Etkinliğin açılış konuşmasını gerçekleştiren İSO Yönetim Kurulu Üyesi Vehbi Canpolat, 2050 yılına kadar ‘net sıfır’ emisyon hedefine ulaşılabilmesi için hidrojenin kilit bir role sahip olduğunu ifade ederek “Denizcilik, havacılık gibi ulaşım sektörleri ile çelik, amonyak gibi endüstri sektörleri için hidrojen; uzun vadeli, ölçeklenebilir ve uygun maliyetli bir alternatif enerji kaynağı niteliğinde bulunuyor.

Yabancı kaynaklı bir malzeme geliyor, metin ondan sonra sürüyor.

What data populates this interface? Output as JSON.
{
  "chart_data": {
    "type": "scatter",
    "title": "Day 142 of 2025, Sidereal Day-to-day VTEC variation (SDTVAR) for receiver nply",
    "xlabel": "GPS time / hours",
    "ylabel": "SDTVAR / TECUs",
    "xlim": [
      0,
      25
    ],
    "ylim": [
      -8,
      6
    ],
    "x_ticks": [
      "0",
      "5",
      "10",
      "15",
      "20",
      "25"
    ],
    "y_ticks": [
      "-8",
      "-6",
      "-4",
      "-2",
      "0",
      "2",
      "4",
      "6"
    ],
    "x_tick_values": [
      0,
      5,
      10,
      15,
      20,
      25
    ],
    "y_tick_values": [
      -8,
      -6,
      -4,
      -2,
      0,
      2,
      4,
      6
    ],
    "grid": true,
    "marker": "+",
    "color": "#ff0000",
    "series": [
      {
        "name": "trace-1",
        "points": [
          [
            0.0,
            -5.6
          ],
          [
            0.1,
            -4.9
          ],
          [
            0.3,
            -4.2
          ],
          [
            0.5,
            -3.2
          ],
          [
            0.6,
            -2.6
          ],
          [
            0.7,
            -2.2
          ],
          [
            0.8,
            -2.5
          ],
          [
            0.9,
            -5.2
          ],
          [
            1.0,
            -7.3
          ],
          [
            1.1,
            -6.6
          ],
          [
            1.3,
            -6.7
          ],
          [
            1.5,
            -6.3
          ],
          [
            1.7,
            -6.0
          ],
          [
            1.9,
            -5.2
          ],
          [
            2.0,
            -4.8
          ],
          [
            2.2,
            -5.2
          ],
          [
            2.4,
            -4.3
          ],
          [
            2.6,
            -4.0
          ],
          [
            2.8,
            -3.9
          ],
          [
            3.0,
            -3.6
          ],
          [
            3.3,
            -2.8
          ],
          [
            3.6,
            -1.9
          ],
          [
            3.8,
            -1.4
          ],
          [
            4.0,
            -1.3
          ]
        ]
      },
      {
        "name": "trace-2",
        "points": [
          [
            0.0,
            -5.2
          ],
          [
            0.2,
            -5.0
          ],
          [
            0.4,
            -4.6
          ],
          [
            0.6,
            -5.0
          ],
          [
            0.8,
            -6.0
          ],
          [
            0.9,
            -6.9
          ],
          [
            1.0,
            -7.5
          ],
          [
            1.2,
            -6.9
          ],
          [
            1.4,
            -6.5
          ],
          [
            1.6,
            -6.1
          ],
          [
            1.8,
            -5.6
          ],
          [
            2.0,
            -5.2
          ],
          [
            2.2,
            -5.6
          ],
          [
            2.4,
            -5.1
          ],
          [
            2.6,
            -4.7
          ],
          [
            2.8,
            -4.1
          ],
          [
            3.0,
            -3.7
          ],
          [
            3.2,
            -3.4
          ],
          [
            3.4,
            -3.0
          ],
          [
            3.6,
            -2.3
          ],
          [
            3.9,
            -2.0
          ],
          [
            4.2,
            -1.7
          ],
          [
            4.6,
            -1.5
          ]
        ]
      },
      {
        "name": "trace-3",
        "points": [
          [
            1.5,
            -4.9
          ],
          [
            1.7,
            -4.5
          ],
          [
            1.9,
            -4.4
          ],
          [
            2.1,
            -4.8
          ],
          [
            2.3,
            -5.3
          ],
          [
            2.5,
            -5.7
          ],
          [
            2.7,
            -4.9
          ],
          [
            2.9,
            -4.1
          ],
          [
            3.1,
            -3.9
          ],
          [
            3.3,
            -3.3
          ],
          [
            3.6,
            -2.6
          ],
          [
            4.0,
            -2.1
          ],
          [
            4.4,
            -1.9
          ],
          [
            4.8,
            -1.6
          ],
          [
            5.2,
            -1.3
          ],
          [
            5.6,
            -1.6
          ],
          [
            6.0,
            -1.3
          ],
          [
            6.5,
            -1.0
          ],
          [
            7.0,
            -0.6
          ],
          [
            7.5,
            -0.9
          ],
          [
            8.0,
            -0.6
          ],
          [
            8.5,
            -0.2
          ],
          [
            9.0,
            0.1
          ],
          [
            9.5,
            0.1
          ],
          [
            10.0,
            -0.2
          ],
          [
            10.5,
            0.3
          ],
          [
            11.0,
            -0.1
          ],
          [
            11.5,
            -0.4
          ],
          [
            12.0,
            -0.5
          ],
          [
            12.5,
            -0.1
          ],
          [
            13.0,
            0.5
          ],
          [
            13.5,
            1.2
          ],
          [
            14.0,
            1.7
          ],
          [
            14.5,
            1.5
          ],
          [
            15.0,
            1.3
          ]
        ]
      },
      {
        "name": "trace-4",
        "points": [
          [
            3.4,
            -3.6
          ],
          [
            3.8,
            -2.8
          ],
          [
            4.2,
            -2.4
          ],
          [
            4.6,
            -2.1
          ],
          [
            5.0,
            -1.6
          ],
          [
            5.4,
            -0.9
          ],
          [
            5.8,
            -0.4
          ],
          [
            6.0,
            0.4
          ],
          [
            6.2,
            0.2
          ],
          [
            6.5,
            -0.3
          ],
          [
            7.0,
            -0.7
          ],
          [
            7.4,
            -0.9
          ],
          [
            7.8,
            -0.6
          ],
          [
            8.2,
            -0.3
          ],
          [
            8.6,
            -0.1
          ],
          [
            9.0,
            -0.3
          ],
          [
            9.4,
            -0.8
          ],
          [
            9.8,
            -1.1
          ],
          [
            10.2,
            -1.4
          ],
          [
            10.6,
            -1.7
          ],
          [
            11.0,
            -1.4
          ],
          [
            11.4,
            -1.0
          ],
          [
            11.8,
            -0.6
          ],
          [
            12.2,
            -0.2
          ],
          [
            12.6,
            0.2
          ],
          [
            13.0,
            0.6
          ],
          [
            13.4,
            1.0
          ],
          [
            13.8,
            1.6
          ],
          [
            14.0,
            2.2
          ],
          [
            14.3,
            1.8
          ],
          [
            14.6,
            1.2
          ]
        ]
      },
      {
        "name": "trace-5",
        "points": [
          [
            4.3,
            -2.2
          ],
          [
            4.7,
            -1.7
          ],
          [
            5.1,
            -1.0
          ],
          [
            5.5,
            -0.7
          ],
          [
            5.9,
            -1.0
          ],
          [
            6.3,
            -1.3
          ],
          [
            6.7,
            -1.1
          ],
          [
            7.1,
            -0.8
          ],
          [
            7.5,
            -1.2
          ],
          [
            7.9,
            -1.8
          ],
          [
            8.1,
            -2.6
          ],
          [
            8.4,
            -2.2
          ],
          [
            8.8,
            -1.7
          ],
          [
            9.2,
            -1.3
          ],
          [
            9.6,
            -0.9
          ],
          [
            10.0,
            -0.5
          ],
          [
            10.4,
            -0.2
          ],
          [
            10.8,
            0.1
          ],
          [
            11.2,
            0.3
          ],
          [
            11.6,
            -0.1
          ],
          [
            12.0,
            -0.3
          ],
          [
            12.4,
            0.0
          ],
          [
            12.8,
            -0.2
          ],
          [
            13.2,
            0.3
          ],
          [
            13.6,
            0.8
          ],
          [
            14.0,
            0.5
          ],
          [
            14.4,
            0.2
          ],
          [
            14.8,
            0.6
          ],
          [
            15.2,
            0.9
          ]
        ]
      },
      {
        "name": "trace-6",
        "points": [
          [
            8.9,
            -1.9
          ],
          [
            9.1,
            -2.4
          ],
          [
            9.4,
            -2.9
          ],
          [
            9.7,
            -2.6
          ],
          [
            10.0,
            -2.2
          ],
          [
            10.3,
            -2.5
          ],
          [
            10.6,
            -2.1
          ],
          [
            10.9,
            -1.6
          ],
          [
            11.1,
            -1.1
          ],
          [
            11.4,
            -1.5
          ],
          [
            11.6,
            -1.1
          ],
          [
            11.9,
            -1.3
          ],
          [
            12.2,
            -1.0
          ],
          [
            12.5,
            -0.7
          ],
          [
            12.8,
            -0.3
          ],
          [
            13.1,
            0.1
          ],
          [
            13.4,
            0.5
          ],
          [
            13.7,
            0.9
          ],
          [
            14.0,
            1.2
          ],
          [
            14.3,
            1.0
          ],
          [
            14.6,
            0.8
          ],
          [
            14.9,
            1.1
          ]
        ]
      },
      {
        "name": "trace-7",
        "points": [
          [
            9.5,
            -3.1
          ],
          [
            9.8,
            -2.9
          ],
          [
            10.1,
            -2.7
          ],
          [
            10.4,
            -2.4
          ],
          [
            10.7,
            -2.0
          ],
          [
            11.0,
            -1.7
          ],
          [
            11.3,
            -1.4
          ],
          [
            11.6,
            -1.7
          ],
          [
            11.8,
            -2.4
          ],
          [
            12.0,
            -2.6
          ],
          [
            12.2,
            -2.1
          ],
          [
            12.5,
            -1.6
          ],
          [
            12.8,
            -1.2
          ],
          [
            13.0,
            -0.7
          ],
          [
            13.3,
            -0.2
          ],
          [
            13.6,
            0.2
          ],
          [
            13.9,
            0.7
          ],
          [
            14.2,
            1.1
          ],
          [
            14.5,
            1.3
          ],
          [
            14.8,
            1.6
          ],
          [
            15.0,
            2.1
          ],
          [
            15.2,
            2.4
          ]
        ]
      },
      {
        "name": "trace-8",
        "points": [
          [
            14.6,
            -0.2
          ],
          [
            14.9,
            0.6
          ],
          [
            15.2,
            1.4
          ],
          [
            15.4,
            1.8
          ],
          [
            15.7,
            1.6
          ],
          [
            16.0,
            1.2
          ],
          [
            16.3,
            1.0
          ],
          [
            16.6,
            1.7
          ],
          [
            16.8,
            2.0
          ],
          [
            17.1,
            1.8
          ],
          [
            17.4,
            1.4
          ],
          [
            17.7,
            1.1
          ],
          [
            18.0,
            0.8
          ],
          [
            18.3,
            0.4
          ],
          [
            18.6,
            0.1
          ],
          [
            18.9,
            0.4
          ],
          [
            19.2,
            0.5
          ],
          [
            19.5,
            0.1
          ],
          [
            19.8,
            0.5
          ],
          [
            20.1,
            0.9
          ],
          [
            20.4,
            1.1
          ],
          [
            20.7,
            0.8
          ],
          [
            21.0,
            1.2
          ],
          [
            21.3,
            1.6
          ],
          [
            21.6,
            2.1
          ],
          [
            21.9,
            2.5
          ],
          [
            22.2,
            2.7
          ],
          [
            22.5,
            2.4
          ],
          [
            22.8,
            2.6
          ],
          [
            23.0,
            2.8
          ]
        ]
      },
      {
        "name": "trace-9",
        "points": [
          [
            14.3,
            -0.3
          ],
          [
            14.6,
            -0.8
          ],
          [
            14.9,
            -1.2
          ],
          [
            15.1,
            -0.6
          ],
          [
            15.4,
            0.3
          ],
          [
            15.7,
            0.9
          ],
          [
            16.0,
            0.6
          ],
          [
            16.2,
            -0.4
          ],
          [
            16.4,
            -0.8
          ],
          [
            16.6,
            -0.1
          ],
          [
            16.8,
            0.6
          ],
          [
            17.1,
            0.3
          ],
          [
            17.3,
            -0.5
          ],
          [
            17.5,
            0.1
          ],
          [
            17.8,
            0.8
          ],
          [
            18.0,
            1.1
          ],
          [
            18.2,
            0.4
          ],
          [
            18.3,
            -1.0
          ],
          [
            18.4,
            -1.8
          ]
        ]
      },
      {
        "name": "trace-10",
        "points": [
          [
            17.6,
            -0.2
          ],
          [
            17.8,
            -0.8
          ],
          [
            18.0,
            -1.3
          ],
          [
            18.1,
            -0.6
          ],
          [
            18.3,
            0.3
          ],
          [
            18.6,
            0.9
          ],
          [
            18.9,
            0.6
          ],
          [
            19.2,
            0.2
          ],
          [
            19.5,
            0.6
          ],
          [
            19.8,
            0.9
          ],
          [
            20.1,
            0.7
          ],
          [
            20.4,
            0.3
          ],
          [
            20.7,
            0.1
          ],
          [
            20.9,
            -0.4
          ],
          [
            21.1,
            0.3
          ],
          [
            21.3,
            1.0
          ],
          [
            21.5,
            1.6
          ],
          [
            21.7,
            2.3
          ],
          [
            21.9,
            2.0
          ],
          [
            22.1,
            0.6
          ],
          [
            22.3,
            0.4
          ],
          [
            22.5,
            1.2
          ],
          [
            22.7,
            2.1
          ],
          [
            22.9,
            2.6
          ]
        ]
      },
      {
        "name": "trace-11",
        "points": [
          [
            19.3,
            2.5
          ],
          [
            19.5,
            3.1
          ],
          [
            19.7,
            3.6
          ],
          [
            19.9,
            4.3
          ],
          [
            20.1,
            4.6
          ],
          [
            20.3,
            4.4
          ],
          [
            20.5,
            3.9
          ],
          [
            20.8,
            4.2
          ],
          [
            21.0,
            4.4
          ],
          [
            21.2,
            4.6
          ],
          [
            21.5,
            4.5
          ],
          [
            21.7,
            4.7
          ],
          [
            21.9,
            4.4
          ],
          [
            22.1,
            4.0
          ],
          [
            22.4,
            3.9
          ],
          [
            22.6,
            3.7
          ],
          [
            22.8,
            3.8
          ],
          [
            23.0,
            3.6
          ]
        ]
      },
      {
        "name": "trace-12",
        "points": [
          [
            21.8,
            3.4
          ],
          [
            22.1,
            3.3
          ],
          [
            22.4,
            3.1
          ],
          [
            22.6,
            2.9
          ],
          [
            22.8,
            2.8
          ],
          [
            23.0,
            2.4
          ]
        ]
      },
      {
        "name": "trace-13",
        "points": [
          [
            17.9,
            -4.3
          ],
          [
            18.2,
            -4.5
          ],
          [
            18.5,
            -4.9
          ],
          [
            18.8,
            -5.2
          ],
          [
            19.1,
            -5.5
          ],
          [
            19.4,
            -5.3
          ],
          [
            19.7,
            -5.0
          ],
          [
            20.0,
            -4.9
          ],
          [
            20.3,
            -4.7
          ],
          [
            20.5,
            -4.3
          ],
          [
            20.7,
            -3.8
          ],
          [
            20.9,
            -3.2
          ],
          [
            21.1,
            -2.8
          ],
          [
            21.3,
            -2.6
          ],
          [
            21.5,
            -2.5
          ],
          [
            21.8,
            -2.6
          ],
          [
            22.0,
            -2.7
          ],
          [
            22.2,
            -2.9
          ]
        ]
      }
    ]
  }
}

Ayrıca hidrojen; yakıt, kimyasal ve enerji taşıyıcısı olarak kullanılabildiği için bu pazarları birbirine bağlayacağı ve temelden değiştireceği düşünülüyor. İşte bu nedenlerden ötürü 40’ın üzerinde ülke, hidrojen stratejilerini ve yol haritalarını açıkladı” dedi.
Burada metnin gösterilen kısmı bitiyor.